Semua orang bilang bahwa hidup itu seperti sebuah buku.Setiap hari diibaratkan halaman dalam sebuah buku.Jika kita masih muda hidup kita berarti masih ada di halaman awal, tapi jika sudah tua hidup kita berarti sudah ada pada lembaran akhir.
Seseorang penulis novel asal Selandia Baru, Brian Falkner, berkata,"Life is like a book. There are good chapters, and there are bad chapters. But when you get to a bad chapter, you don't stop reading the book! If you do...then you never get to find out what happens next!"
Ibarat sebuh novel, ada bagian yang datar, ada bagian yang buruk, ada klimaks dari sebuah permasalahan, dan ada juga penyelesaian konflik dibagian akhir sebagai penutup cerita.Hidup juga sering diilustrasikan dengan buku yang masih polos.Itu sebab ada istilah "lembaran baru.
"Biasanya dipakai untuk seseorang yang ingin memulai sesuatu yang sama sekali berbeda dalam hidupnya.Misalnya seorang pecandu narkoba yang ingin berubah, maka hari esok adalah sebuah lembaran baru baginya.
Hidup juga seumpama buku yang masih kosong, dengan apa kita akan mengisinya.Apa yang akan tertulis disana?

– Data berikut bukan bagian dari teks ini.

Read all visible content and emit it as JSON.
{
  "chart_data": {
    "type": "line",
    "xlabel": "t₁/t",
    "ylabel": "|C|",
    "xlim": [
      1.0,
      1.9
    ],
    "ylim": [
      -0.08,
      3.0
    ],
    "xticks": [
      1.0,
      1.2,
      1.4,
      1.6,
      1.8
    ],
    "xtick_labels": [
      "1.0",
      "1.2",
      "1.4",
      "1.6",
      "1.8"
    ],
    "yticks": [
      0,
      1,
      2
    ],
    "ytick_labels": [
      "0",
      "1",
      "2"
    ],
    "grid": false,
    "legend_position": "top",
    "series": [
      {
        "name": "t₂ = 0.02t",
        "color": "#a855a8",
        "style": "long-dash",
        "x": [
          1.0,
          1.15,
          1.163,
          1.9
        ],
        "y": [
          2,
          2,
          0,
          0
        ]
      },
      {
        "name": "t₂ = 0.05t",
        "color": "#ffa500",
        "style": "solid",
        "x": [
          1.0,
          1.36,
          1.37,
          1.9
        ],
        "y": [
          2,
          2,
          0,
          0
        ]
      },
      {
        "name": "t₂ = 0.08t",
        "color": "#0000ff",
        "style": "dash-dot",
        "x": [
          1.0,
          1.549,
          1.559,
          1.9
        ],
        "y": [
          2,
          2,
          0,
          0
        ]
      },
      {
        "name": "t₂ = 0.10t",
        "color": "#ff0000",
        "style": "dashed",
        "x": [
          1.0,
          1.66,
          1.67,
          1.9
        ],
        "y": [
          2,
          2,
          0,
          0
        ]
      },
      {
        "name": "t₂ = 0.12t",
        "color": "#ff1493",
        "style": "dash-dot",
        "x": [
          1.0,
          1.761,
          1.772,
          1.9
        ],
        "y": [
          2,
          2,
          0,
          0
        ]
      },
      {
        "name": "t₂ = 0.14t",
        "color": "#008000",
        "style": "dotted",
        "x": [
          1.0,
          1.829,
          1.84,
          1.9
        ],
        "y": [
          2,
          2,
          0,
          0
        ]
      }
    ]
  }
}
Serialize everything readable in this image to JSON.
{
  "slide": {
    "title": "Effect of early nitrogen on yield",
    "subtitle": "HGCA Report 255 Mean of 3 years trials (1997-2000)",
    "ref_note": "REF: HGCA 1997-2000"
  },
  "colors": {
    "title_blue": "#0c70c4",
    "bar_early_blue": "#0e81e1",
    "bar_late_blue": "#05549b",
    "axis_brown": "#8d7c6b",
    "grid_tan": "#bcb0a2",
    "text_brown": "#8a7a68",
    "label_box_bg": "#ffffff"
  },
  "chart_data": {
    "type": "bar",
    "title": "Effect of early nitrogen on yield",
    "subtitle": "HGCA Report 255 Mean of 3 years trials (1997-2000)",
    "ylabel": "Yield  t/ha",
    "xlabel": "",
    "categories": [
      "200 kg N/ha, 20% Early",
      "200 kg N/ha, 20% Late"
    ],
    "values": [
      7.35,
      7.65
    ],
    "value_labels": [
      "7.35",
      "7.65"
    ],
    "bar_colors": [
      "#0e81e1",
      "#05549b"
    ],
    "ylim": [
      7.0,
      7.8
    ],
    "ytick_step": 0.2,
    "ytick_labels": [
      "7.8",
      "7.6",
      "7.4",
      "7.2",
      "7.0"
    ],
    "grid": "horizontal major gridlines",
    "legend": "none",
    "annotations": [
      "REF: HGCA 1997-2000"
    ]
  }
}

Semua tergantung bagaimana kita menggerakkan hidup kita.Semua kalimat tersebut bukanlah kebijaksanaan saya.Tapi memang itulah yang semua orang katakan saat mengumpamakan hidup dengan sebuah buku.
Ada yang dulu menganggap jadi kritis itu penting, kini mulai bisa berkompromi dengan pendapat orang lain.Demikian juga saat saya mengamati tokoh-tokoh yang saya kagumi, saya melihat bagaimana perspektif mereka dari waktu ke waktu berubah atau bertambah.
Seperti yang dikatakan Pandji Pragiwaksono, dulu dia berpikir orang yang jahat atau berbeda pandangan dengannya harus dijauhi.Namun seiring berjalannya waktu dia mulai merubah pikirannya.
Dia berkata,"Bahkan kita merdeka pun bukan karena orang baik menang melawan orang jahat.Tapi karena kita bersedia duduk dan berdialog dengan orang yang selama ini kita anggap jahat.jangan bikin tembok baik dan jahat, justru harusnya kita membangun jembatan diantara keduanya."
Saya pribadi pun mengalami banyak perubahan secara pikiran.Contoh, dulu saya berpikir bahwa menjadi sarjana itu adalah segala-galanya.Namun sekarang saya pikir seseorang tidak harus jadi sarjana asal dia punya skill untuk bersaing di dunia kerja.Bisa jadi pikiran kita pada waktu itu salah, tapi bisa jadi benar hanya saja tidak lengkap.
Dari cerita saya tersebut, maka hidup itu pun seperti buku yang direvisi.Kalau kita membeli sebuah buku, novel atau biografi misalnya, tak jarang dalam cetakan kedua, ketiga dan seterusnya ada edisi yang direvisi.